Most of the included studies were cross-sectional and cannot establish causality, but it is unlikely that failure to undergo mammography would contribute to weight gain. Also, we relied on the use of observational studies, which are susceptible to residual and unmeasured confounding. In particular, socioeconomic factors and health behaviors may confound the relationship between obesity and breast cancer and are difficult to account for fully. Although we did not find publication bias, we had limited power with a small number of studies. However, our search also included articles in which body weight was not the primary exposure, and thus, the potential for publication bias should be low.

The included studies used self-report of BMI as the measure of body weight, which has several limitations: It may underestimate obesity, especially in women83, but may also overestimate obesity, especially in blacks83. Self-report of height and weight may differ by survey type (telephone versus in-person), age, and BMI84. Overall, the included studies may have placed more obese participants into less obese categories, which would bias our results toward the null or result in finding an inverse association in overweight or milder obesity. However, the overall qualitative association between body weight and mammography would be unchanged.

Most of the included studies also relied upon self-report of mammography. A recent meta-analysis found that self-report of mammography had a sensitivity of 93% and specificity of 62%85. While this study reported similar sensitivities for self-reported mammography in blacks and whites, the specificity of self-reported mammography was only 49% among blacks85. Thus, mammography results are likely inflated above their actual rates with the degree of inflation higher for blacks. There is no evidence that the accuracy of self-report of mammography varies by BMI, but if it does, our results would also be biased.

The included studies did not stratify on menopausal status, but only one study included women under the age of 40 years41. It seems unlikely that menopausal status would affect willingness to be screened in women over age 40. While the relationship between obesity and premenopausal breast cancer risk and mortality is unclear1012, obesity increases postmenopausal breast cancer risk10,11,1315 and mortality1619.

Finally, our search strategy may have been susceptible to selection bias given that we included a small number of full articles from the total citations reviewed, we manually searched only 11 key journals, and we had limited success obtaining full results from contacted authors. However, the qualitative results matched our meta-analytic results, we included no new articles from the manual search of 11 journals, and we were very sensitive in promoting a title or abstract to full article review (i.e., if an article discussed risk factors associated with mammography, we promoted that to full article review). Additionally, we re-reviewed a random sample of 2.5% of the full articles excluded at title review and 5% of the full articles excluded at abstract review and did not find any additional articles that satisfied our inclusion criteria.

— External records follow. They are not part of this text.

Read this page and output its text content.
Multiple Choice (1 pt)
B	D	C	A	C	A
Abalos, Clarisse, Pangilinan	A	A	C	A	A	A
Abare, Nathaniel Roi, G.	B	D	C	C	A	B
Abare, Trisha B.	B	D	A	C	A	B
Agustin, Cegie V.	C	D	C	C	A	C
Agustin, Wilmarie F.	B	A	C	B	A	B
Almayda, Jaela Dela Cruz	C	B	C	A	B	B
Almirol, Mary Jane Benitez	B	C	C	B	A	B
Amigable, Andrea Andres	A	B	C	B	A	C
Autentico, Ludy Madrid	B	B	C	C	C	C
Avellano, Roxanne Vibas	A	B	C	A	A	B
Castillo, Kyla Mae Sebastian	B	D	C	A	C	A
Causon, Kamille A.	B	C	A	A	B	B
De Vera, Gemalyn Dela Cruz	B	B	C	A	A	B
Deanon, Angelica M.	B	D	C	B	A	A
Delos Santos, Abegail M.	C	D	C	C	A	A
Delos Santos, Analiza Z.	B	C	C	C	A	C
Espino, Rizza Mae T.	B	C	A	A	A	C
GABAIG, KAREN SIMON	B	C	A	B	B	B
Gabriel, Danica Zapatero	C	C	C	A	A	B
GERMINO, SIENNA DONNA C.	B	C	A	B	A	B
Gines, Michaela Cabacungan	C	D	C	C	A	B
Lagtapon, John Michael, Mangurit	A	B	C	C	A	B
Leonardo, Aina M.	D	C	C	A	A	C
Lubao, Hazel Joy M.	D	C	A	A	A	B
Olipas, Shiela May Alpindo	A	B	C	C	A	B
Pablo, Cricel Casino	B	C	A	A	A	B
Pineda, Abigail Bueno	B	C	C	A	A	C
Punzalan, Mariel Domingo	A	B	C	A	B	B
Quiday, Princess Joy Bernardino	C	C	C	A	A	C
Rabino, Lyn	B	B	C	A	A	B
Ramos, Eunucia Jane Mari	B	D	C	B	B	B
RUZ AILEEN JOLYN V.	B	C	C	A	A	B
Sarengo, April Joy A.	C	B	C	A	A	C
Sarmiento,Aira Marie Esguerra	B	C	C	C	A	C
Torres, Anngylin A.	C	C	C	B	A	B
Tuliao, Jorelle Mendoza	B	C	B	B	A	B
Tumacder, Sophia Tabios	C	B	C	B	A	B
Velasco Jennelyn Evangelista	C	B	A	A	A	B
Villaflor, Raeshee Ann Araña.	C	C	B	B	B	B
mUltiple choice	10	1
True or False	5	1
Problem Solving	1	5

Our study also has several strengths. This is the first systematic review with meta-analyses exploring the relationship between obesity and mammography and the only one to examine the effect of race on this association. We comprehensively searched multiple electronic databases in addition to manual searching. Also, we contacted authors for data leading to additional results from four studies. Finally, the meta-analyses were based on nationally representative surveys and thus are generalizable to the US population.

The main implication of our study is that a lack of routine screening mammography may explain some of the increased breast cancer mortality in obese postmenopausal women. Clinicians should be aware of this disparity in evaluating their own practices. Future research should determine why obese women are less likely to report recent mammography, including the investigation of a lack of health care access due to perceived bias or lack of insurance as a possible cause and explore whether there are consistent differences by race.